For a long while, preoccupied with the obsession for self-destruction, he lay there face downward, exhausted, trying to fight off the swimming sense of horror that was creeping over him again..... Little by little it mounted like a tide from hell.... He struggled to his feet with the unuttered cry of a dreamer tearing his throat. An odd sense of fear seized him and he dressed and adjusted his clumsy life-suit. For the ship was in the danger zone, now, and orders had been given, and dawn was not far off. Perhaps it was already day! he could not tell in his dim cabin.

And after he was completely accoutred for the hazard of the Hun-cursed seas he turned and looked down at his bunk with the odd idea that his body still lay there--that it was a thing apart from himself--something inert, unyielding, corpse-like, sprawling there in a stupor--something visible, tangible, taking actual proportion and shape there under his very eyes.

He turned his back with a shudder and went on deck.
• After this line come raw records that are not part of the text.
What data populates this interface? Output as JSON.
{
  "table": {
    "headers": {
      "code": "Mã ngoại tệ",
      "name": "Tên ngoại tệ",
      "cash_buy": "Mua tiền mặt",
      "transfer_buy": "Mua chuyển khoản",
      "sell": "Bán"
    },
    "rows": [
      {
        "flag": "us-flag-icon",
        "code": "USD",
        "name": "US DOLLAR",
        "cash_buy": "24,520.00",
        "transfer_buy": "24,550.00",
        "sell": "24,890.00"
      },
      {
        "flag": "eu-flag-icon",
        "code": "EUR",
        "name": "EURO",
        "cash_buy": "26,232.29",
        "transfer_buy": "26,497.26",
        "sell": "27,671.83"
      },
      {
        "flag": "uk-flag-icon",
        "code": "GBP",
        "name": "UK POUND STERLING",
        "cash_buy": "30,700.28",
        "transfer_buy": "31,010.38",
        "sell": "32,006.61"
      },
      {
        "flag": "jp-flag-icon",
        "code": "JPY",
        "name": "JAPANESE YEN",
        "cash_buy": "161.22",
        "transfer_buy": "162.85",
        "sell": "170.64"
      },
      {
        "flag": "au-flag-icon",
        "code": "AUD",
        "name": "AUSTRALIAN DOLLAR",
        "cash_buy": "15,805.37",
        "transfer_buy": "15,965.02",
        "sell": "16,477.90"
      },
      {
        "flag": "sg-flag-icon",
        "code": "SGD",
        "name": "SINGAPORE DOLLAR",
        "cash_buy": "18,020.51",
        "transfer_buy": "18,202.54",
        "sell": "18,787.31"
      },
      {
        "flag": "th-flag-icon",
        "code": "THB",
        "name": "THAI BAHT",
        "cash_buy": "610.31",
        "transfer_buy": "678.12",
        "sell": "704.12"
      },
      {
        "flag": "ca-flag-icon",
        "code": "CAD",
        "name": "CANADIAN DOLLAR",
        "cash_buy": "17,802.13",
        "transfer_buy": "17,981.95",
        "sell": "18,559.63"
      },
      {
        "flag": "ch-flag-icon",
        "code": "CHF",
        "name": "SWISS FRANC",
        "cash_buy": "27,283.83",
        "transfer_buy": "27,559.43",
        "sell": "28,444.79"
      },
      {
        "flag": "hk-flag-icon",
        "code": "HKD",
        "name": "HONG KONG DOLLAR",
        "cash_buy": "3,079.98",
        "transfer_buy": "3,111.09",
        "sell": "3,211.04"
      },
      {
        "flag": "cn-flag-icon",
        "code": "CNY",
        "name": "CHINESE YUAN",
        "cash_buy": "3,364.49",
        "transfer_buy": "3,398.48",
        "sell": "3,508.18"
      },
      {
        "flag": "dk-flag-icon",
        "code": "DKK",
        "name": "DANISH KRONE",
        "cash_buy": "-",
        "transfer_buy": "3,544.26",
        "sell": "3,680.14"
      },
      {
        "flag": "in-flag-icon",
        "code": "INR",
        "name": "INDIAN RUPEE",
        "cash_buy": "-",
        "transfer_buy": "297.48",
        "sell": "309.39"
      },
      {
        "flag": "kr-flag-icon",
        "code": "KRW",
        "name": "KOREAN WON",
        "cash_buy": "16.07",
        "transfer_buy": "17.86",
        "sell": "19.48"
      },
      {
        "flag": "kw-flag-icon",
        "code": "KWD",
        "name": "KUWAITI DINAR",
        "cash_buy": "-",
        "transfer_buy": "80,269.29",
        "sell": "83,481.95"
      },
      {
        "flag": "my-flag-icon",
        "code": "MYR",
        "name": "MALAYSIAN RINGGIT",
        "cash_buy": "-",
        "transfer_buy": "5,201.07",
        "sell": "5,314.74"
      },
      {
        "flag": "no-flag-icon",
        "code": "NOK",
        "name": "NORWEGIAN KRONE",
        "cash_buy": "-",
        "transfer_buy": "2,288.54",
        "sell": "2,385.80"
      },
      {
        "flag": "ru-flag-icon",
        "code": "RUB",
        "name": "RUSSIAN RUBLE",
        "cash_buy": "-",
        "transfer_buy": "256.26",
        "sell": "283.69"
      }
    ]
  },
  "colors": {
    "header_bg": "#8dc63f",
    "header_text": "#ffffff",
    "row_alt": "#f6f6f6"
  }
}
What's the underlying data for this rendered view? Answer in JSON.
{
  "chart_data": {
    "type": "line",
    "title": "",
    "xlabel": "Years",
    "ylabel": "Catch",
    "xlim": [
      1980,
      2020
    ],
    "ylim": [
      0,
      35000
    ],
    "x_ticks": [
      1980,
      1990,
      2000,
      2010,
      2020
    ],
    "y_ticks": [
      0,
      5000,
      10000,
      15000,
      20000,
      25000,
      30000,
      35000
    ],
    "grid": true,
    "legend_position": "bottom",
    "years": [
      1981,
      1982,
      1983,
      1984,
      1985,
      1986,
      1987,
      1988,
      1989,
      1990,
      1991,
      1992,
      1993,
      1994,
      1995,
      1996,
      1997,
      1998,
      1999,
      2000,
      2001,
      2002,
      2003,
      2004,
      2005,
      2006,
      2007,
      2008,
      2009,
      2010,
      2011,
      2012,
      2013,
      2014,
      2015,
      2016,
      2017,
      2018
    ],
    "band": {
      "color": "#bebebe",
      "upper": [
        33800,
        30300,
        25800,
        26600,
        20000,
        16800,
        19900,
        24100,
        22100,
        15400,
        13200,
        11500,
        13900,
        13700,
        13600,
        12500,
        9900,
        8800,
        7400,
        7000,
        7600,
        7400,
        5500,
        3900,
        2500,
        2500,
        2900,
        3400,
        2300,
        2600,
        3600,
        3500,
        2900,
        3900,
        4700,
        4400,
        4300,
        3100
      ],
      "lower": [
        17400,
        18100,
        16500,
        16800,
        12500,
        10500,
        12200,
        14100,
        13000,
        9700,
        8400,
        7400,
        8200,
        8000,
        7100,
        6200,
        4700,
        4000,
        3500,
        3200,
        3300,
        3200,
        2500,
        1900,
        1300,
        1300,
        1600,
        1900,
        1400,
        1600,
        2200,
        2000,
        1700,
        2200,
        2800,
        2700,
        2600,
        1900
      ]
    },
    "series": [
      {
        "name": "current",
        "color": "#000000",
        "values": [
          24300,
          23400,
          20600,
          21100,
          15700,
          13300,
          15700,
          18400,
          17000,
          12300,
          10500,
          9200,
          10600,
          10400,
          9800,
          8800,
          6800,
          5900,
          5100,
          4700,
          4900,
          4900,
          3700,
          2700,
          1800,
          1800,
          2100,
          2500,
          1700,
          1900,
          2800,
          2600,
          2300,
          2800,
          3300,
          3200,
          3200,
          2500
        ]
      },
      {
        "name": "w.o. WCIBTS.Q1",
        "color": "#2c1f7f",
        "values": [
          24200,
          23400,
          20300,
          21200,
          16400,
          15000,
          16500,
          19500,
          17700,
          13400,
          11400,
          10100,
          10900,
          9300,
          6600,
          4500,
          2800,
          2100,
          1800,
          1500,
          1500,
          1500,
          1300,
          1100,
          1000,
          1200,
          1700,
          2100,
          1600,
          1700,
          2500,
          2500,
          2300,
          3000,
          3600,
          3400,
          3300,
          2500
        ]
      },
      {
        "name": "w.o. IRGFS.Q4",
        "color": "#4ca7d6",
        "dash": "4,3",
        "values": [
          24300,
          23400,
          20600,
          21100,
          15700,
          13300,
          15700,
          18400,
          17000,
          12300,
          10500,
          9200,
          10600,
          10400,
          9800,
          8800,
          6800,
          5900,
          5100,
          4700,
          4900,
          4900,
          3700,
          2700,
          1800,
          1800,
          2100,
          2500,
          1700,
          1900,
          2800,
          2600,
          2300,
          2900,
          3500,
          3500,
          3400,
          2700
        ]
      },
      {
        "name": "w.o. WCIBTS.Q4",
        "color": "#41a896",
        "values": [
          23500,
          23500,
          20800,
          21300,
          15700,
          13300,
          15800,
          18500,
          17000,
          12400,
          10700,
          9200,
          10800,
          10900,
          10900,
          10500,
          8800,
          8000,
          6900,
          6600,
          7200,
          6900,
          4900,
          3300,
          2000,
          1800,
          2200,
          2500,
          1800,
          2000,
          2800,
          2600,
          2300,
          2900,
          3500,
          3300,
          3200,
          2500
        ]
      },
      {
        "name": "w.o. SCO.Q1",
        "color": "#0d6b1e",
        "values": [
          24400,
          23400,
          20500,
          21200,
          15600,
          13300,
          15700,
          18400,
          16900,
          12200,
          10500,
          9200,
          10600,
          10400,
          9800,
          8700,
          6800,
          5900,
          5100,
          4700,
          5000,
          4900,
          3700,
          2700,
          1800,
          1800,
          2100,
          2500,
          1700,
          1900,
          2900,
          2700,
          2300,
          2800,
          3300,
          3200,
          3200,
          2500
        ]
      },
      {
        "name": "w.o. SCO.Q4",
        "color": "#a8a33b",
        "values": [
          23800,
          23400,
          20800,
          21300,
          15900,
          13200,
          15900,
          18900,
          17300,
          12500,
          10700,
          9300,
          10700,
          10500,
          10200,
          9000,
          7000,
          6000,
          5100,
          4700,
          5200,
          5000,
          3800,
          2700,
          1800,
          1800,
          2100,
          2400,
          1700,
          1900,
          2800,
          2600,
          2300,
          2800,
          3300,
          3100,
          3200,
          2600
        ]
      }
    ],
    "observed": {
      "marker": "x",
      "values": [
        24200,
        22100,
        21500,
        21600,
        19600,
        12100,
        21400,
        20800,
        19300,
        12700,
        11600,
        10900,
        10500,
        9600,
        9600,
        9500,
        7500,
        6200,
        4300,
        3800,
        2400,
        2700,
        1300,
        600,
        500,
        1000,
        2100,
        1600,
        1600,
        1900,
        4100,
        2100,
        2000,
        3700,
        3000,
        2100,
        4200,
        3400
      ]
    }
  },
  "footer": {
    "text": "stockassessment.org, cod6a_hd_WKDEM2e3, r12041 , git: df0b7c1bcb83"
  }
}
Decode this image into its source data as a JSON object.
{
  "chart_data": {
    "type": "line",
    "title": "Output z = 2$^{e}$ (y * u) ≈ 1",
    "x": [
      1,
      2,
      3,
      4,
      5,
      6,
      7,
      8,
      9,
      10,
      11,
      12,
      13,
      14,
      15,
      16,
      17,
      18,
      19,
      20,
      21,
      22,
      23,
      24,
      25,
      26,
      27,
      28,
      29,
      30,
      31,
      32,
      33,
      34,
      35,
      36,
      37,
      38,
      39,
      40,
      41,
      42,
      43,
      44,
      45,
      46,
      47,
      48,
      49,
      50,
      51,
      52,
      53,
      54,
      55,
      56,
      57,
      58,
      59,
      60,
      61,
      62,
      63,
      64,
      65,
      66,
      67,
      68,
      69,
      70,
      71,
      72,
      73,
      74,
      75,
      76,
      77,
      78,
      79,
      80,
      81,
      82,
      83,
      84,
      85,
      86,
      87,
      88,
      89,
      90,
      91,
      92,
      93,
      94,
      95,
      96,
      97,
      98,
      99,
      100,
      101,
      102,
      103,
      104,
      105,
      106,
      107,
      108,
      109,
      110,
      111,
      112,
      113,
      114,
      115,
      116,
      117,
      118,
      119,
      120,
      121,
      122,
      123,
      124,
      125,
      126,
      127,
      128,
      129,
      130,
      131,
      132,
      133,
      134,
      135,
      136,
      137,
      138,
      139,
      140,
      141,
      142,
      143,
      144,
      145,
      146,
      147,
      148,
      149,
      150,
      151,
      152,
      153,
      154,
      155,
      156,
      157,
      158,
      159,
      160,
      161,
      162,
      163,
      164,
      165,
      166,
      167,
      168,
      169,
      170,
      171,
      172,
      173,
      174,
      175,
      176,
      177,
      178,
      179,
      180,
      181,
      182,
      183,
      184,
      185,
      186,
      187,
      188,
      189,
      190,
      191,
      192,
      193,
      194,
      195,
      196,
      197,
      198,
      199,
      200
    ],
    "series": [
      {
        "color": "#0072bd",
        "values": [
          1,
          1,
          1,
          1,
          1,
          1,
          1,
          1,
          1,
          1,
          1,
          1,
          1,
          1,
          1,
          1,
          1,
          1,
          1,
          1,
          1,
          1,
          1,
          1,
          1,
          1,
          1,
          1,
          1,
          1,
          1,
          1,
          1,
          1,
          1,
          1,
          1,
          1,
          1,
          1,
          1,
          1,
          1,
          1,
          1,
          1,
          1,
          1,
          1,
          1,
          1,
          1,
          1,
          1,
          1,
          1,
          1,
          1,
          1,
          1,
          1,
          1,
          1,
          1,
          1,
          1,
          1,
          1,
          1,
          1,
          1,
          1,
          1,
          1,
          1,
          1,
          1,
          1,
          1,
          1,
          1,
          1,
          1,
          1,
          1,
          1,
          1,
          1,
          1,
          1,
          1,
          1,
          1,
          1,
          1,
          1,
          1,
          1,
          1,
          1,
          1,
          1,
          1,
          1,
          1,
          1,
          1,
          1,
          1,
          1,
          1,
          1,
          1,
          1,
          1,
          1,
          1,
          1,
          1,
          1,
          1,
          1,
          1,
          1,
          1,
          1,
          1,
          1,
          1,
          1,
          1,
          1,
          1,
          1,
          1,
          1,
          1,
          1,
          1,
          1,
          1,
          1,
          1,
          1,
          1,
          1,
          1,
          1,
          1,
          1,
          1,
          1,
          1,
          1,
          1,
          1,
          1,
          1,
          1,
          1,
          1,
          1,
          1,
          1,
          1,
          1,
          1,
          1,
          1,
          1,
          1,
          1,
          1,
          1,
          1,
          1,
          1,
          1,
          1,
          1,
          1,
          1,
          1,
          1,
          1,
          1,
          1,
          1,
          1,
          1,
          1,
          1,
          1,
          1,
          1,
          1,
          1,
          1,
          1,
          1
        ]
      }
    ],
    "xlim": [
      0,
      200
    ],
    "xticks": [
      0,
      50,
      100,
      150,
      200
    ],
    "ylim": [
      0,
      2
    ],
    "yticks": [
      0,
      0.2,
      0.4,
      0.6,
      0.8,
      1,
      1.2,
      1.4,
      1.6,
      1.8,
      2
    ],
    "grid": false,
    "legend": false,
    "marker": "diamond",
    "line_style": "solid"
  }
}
To his surprise the blue lights were extinguished, and corridor and saloon were all rosy with early sunlight.

Blue sky, blue sea, silver spindrift flying and clouds of silvery gulls--a glimmer of Heaven from the depths of the pit--a glimpse of life through a crack in the casket--and land close on the starboard bow! Sheer cliffs, with the bonny green grass atop all furrowed by the wind--and the yellow-flowered broom and the shimmering whinns blowing.

"Why, it's Scotland," he said aloud, "it's Glenark Cliffs and the Head of Strathlone--my people's fine place in the Old World--where we took root--and--O my God! Yankee that I am, it looks like home!"

The cape of a white fleece cloak fluttered in his face, and he turned and saw Miss Erith at his elbow.

Yellow-haired, a slender, charming thing in her white wind-blown coat, she stood leaning on the spray-wet rail close to his shoulder.

And with him it was suddenly as though he had known her for years--as though he had always been aware of her beauty and her loveliness--as though his eyes had always framed her--his heart had always wished for her, and she had always been the sole and exquisite tenant of his mind.

"I had no idea that we were off Scotland," he said--"off Strathlone Head--and so close in. Why, I can see the cliff-flowers!"

She laid one hand lightly on his arm, listening; high and heavenly sweet above the rushing noises of the sea they heard the singing of shoreward sky-larks above the grey cliff of Glenark.